Forest shot his friend a sideways glance. “Come again?”
“It’s the site’s motto or tagline or whatever you call it.” Wen drove up the ramp and handed the ticket to the attendant in the booth. “You know what I mean.”
Forest bookmarked the site on his cell and handed the other phone back. He vowed to investigate the site further. Kick back at his desk at home and pry into Need to Know’s inner workings. Just for a bit of fun and distraction. There was something about taking the pieces apart, examining them and putting them all back together again that intrigued him.
Talking about it didn’t. “I’m ready to end this conversation and get out of here.”
“Sure, because you’re not on the website.”
Forest shook his head. Clearly he was alone in wanting to end the discussion. Still... “How can you know who’s on it and who isn’t if you can’t get access to it?”
“I asked Bernadette.”
“Jay’s secretary?” The thought of his chief financial officer’s assistant spending hours of valuable work time talking about a guy’s size and bank account sent the temperature in Forest’s head spiking.
“I overheard from my assistant that Bernadette is a member of the website and appears to be sworn to secrecy, but she confirmed that neither of us is on there.” Wen snorted as he drove over a bump and out into the bright sunshine. Light pounded on the front window and the summer heat filled the car. “Some of our associates aren’t so lucky.”
Forest ignored the steady stream of cars on the street in front of them and the honking of horns as some moron tried to make an illegal left in the middle of rush hour. “I think you need more work to occupy your time. I’ll get on that tonight.”
“It doesn’t bother you? The site I mean.” Wen glanced over at Forest, then away again. “And I’ve got enough work. But thanks.”
Everything about the day bothered him. Ryan’s idiocy. The way Ms. McAdam’s hips swayed when she walked, and the fact he kept noticing. “No.”
“What if one of your dates posts something negative on there?
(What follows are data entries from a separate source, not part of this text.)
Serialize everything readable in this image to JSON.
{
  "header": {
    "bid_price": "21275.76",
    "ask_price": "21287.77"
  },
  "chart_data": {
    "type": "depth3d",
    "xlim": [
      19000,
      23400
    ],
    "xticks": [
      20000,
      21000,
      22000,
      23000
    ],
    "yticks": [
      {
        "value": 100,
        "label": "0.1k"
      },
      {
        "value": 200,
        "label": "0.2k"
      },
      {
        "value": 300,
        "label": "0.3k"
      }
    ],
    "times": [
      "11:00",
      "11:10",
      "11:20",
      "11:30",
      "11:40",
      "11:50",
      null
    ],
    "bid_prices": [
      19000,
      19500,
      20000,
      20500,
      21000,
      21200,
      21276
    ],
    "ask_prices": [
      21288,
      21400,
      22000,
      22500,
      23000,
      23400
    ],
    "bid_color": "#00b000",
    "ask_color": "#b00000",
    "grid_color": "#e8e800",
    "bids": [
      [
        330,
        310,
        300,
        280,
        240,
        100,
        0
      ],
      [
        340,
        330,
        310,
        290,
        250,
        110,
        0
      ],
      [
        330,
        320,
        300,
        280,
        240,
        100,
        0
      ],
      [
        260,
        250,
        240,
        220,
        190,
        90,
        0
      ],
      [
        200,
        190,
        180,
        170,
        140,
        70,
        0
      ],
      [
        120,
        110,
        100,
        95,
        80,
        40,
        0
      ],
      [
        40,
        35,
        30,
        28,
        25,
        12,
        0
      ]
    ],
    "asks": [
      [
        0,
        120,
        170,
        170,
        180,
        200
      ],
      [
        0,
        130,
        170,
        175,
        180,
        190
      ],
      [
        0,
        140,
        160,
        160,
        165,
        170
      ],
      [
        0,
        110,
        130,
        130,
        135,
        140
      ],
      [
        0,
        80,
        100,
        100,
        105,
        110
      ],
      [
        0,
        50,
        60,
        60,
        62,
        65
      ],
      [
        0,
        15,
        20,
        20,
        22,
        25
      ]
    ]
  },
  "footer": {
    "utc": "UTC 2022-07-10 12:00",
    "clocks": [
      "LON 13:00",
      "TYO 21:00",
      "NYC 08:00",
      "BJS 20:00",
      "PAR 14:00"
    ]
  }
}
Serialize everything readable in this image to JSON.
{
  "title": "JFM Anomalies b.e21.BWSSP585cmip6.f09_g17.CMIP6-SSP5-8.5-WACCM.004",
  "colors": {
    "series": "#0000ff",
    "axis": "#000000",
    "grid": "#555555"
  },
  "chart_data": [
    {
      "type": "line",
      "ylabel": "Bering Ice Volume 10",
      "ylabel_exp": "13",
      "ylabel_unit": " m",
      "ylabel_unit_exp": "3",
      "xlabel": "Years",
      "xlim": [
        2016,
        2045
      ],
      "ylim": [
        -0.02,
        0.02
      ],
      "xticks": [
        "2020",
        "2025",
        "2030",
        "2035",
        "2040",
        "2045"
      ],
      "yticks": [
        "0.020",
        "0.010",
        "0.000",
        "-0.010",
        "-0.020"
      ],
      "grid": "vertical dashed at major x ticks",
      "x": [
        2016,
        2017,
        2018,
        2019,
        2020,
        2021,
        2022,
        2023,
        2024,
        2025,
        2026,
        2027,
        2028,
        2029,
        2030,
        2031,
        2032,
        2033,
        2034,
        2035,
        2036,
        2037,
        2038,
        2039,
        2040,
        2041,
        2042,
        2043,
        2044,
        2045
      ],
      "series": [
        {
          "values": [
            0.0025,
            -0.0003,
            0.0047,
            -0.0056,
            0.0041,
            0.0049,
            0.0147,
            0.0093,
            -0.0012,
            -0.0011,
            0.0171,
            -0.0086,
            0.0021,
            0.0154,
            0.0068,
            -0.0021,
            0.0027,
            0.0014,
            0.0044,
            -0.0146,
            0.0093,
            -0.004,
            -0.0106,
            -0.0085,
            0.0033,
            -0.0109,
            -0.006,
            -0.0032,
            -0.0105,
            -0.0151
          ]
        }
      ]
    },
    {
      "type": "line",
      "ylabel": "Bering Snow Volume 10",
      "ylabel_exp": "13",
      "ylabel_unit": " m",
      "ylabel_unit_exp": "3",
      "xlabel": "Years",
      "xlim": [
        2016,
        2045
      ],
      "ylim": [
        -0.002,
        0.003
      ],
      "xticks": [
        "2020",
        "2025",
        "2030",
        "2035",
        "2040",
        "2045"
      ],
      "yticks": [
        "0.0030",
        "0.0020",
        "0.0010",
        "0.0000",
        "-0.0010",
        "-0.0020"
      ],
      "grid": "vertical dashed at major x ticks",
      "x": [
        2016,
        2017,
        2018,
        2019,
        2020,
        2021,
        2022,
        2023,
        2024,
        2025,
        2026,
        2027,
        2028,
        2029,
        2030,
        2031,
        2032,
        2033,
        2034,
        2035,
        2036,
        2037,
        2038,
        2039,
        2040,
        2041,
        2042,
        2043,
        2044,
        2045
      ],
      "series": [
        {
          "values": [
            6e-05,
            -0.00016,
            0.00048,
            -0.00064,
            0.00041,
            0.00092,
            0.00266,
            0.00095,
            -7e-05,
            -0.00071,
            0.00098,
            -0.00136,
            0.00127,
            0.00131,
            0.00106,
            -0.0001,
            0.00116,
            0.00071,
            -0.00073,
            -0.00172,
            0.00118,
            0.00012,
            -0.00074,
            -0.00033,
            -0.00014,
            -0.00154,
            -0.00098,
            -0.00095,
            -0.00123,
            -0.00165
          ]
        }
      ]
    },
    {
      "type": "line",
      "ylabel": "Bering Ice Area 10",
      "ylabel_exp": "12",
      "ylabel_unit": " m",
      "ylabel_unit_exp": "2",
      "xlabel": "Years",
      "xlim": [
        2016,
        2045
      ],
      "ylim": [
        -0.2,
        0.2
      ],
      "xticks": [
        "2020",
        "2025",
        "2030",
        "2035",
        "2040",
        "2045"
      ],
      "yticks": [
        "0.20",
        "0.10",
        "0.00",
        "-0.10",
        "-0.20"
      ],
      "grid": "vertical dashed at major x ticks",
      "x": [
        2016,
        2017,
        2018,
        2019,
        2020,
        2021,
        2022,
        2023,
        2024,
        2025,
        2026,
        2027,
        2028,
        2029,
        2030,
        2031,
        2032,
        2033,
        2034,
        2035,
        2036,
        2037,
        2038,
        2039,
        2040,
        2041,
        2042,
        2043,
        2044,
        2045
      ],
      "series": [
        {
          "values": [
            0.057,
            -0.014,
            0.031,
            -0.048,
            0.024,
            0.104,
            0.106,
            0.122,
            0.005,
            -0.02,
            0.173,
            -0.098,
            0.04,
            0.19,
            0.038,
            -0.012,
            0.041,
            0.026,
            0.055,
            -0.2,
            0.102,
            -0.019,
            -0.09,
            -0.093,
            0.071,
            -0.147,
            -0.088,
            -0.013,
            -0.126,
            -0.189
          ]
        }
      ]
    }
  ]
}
Do you understand what that could do to your social life?”
That was just about the last thing on Forest’s mind. “I’m fine.”
“I know you well enough to know you’d tear the city apart if your name goes up on the site.”
“You assume the information would be negative.”
Wen barked out a laugh as he turned right and moved into the flow of traffic. “Two hundred bucks says it is.”
Pissing away money didn’t make sense to Forest, but this was a bet he could win. “Five hundred says it’s not.”
“Of course, you may get to hold on to your money anyway even if I am right, since we won’t be able to verify what’s on the site to know who wins.”
“I’ll handle that.”
Wen’s attention left the traffic for a second only. “You think you can get in?”